Image taken from here |
Mengenang Gie dalam Puisi
"Tomorrow is another day, the
day of struggle for a better life."
—Soe Hok
Gie
Pernahkah kita terdiam sejenak
pada setiap keterasingan?
Merasakan di tengah tengah
kita, tentang keadaan yang tak pernah kita inginkan. Sesuatu yang menjauh dari
harapan dan bayangan kita. Tentang segala sesuatu yang melesat dan tiba-tiba
jatuh, seseorang yang membuat kita bercermin tentang hitam putih masa lalu.

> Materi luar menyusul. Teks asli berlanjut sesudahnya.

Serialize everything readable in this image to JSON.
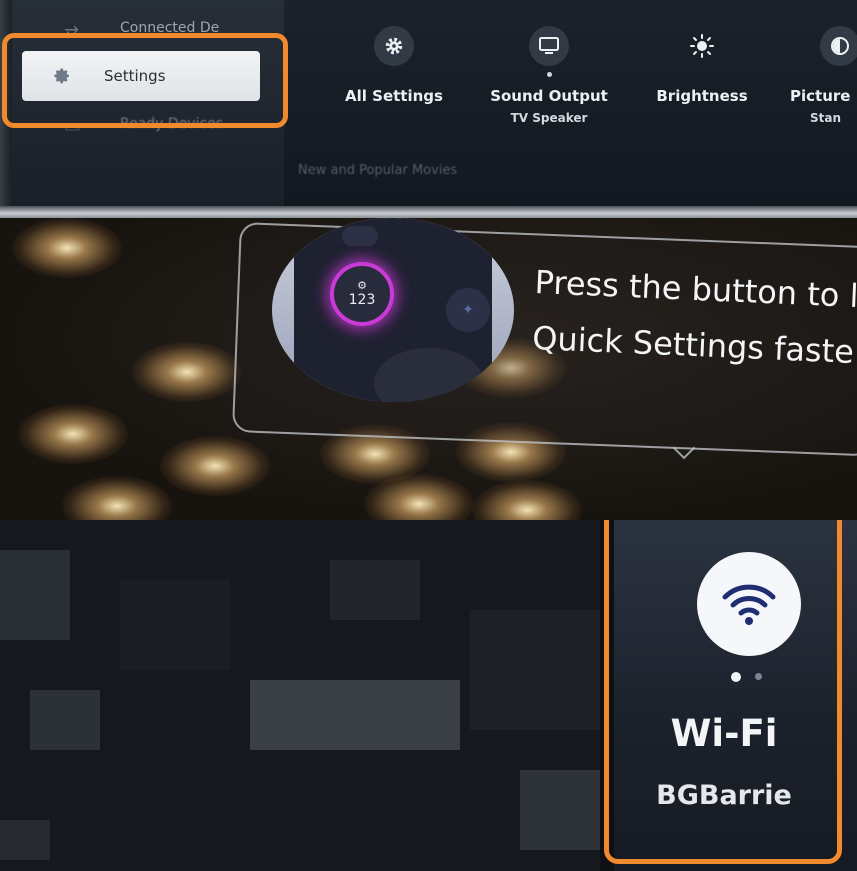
{
  "tv_menu": {
    "left_menu": {
      "items": [
        {
          "label": "Connected De",
          "icon": "link-icon"
        },
        {
          "label": "Settings",
          "icon": "gear-icon",
          "selected": true
        },
        {
          "label": "Ready Devices",
          "icon": "device-icon"
        }
      ]
    },
    "quick_settings": [
      {
        "label": "All Settings",
        "sub": "",
        "icon": "gear-icon"
      },
      {
        "label": "Sound Output",
        "sub": "TV Speaker",
        "icon": "tv-icon"
      },
      {
        "label": "Brightness",
        "sub": "",
        "icon": "sun-icon"
      },
      {
        "label": "Picture",
        "sub": "Stan",
        "icon": "picture-mode-icon"
      }
    ],
    "row_label": "New and Popular Movies"
  },
  "tip": {
    "line1": "Press the button to l",
    "line2": "Quick Settings faste",
    "remote_button_label": "123"
  },
  "wifi": {
    "title": "Wi-Fi",
    "network": "BGBarrie",
    "icon": "wifi-icon",
    "page_count": 2,
    "active_page": 0
  },
  "colors": {
    "highlight": "#f08a2c",
    "remote_glow": "#c93ad6"
  }
}
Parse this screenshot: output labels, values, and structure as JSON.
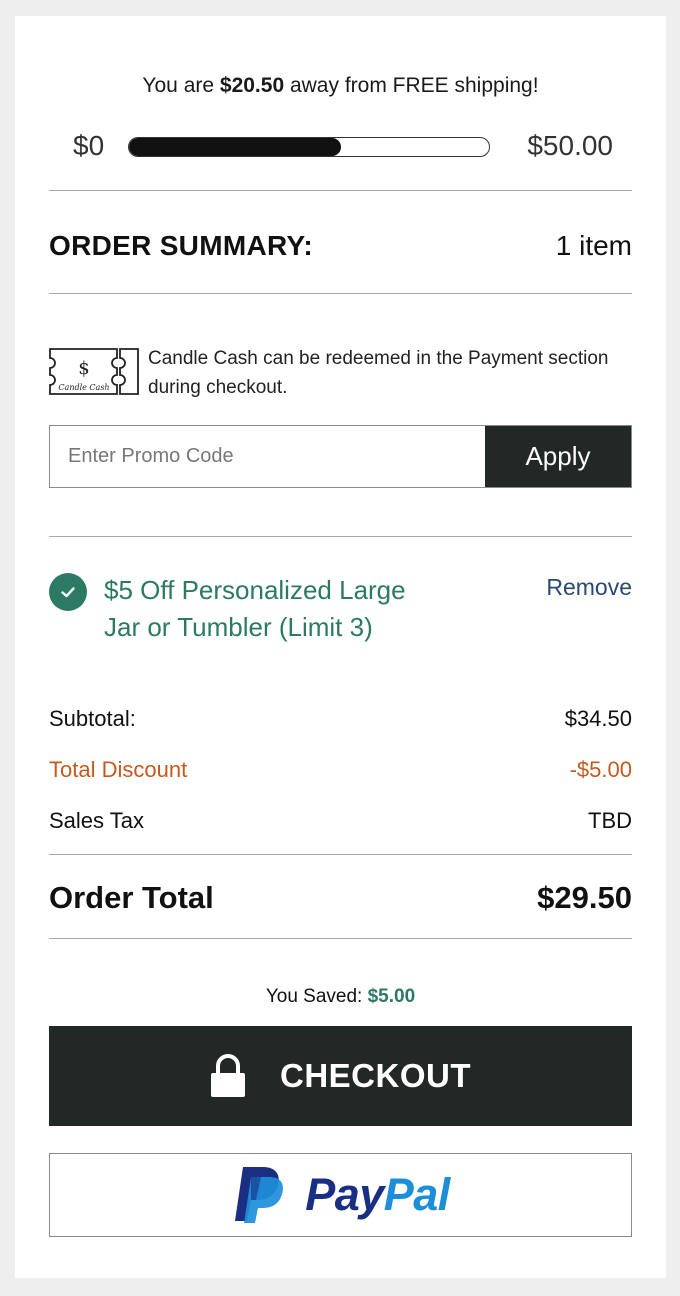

Lalu, adakah yang lebih diam
dari keheningan?
Meresapi setiap relung
kesunyian, pada kesetiaan dingin batu, pada alam yang berkisah tentang keluh
kesah, pada alam yang bercerita.
: tentang keindahan
Kata-kata yang mengalir
bersahaja, menyatu, bersama gelisah orang-orang berwajah resah, tentang nasib
mereka yang tertindas dan dilumpuhkan kekuasaan, tentang keindahan cinta yang
pelan-pelan, dilukiskannya dalam kanvas kesederhanaan. Ada gejolak yang
menentangnya, untuk berani tanpa rasa takut, melawan ketidak adilan di
sekitarnya, menyuarakan getir, hingga akhir titik nadir.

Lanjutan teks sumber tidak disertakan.